KPMG's Global M&A Predictor tracks 12 month forward Price to Earnings (PE) multiples and estimated net debt to earnings before interest, tax, depreciation and amortization (EBITDA) ratios to track and establish the potential direction of M&A activity.

KPMG's Global 1,000 comprises 1,000 of the largest companies in the world by market capitalization, with a representative weighting of countries and sectors, to help ensure appropriate inclusion. A Global 1,000 panel of KPMG firms' professionals sits every half-year and reviews the constituents of the index to seek to ensure that it remains reflective of global changes in regional and sector weightings.

The data is sourced from FactSet, the corporate earnings estimates data provider. KPMG calculates 12 months forward PE ratios (expressed as a multiple) for each qualifying company of the 1,000, and aggregates these into regions and sectors to aid comparison. This valuation tool is used due to its transparency, the ready availability of data and widespread acceptance in the investment community. Our PEs test for "paper capacity" i.e. the relative ability of companies, sectors and regions to originate deals using shares only.

Net debt to EBITDA is calculated using estimates from FactSet, again by each company in our 1,000, and is a respected ratio that indicates capital structure and financial gearing. This ratio tests for "debt capacity" - that is, the relative ability of companies, sectors and regions to originate deals using debt only.

By comparing both sets of forward looking ratios, with sectors and regions weighted by market capitalization, KPMG's Global M&A Predictor attempts to identify changes over time that could imply trends in appetite for deals and indeed capacity for deals. It also attempts to compare and contrast sector regions to highlight possible areas of deal flow. (Note: Net debt/EBITDA ratio calculations are considered not relevant (for the Predictor's purposes) in the financial services and property sectors. These sectors have therefore been excluded from this analysis.)

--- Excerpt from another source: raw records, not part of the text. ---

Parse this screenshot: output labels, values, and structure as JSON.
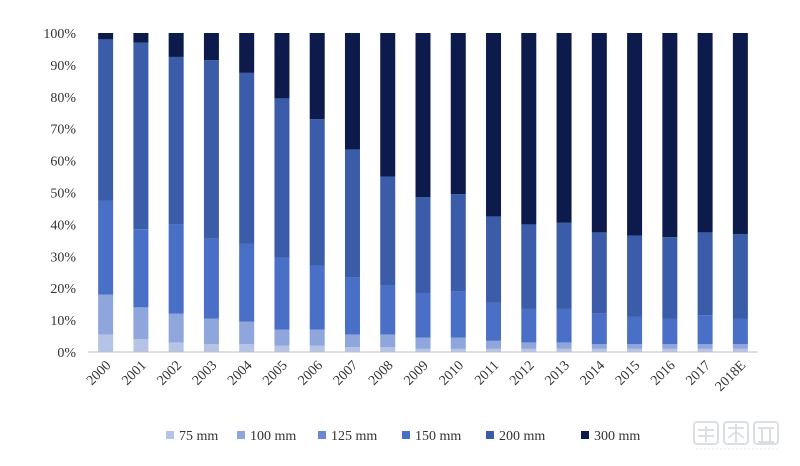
{
  "chart_data": {
    "type": "bar",
    "stacked": true,
    "title": "",
    "xlabel": "",
    "ylabel": "",
    "ylim": [
      0,
      100
    ],
    "y_ticks": [
      "0%",
      "10%",
      "20%",
      "30%",
      "40%",
      "50%",
      "60%",
      "70%",
      "80%",
      "90%",
      "100%"
    ],
    "categories": [
      "2000",
      "2001",
      "2002",
      "2003",
      "2004",
      "2005",
      "2006",
      "2007",
      "2008",
      "2009",
      "2010",
      "2011",
      "2012",
      "2013",
      "2014",
      "2015",
      "2016",
      "2017",
      "2018E"
    ],
    "legend_position": "bottom",
    "grid": false,
    "series": [
      {
        "name": "75 mm",
        "color": "#b4c3e6",
        "values": [
          5.5,
          4,
          3,
          2.5,
          2.5,
          2,
          2,
          1.5,
          1.5,
          1,
          1,
          1,
          1,
          1,
          1,
          1,
          1,
          1,
          1
        ]
      },
      {
        "name": "100 mm",
        "color": "#8ea6db",
        "values": [
          12.5,
          10,
          9,
          8,
          7,
          5,
          5,
          4,
          4,
          3.5,
          3.5,
          2.5,
          2,
          2,
          1.5,
          1.5,
          1.5,
          1.5,
          1.5
        ]
      },
      {
        "name": "125 mm",
        "color": "#6a89d2",
        "values": [
          0,
          0,
          0,
          0,
          0,
          0,
          0,
          0,
          0,
          0,
          0,
          0,
          0,
          0,
          0,
          0,
          0,
          0,
          0
        ]
      },
      {
        "name": "150 mm",
        "color": "#4a6fc6",
        "values": [
          29.5,
          24.5,
          28,
          25,
          24.5,
          22.5,
          20,
          18,
          15.5,
          14,
          14.5,
          12,
          10.5,
          10.5,
          9.5,
          8.5,
          8,
          9,
          8
        ]
      },
      {
        "name": "200 mm",
        "color": "#3b5ca8",
        "values": [
          50.5,
          58.5,
          52.5,
          56,
          53.5,
          50,
          46,
          40,
          34,
          30,
          30.5,
          27,
          26.5,
          27,
          25.5,
          25.5,
          25.5,
          26,
          26.5
        ]
      },
      {
        "name": "300 mm",
        "color": "#0d1b4c",
        "values": [
          2,
          3,
          7.5,
          8.5,
          12.5,
          20.5,
          27,
          36.5,
          45,
          51.5,
          50.5,
          57.5,
          60,
          59.5,
          62.5,
          63.5,
          64,
          62.5,
          63
        ]
      }
    ]
  }
}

KPMG's Corporate Finance practices provide a range of independent, investment banking advisory services internationally and comprise more than 2,300 investment banking advisory professionals operating in 62 countries. KPMG Corporate Finance provides strategic advisory and deal management services covering: acquisitions and disposals; mergers and takeovers; valuations and fairness opinions; structured and leveraged financing; private equity strategies; initial and secondary public offerings; joint ventures and transaction alliances.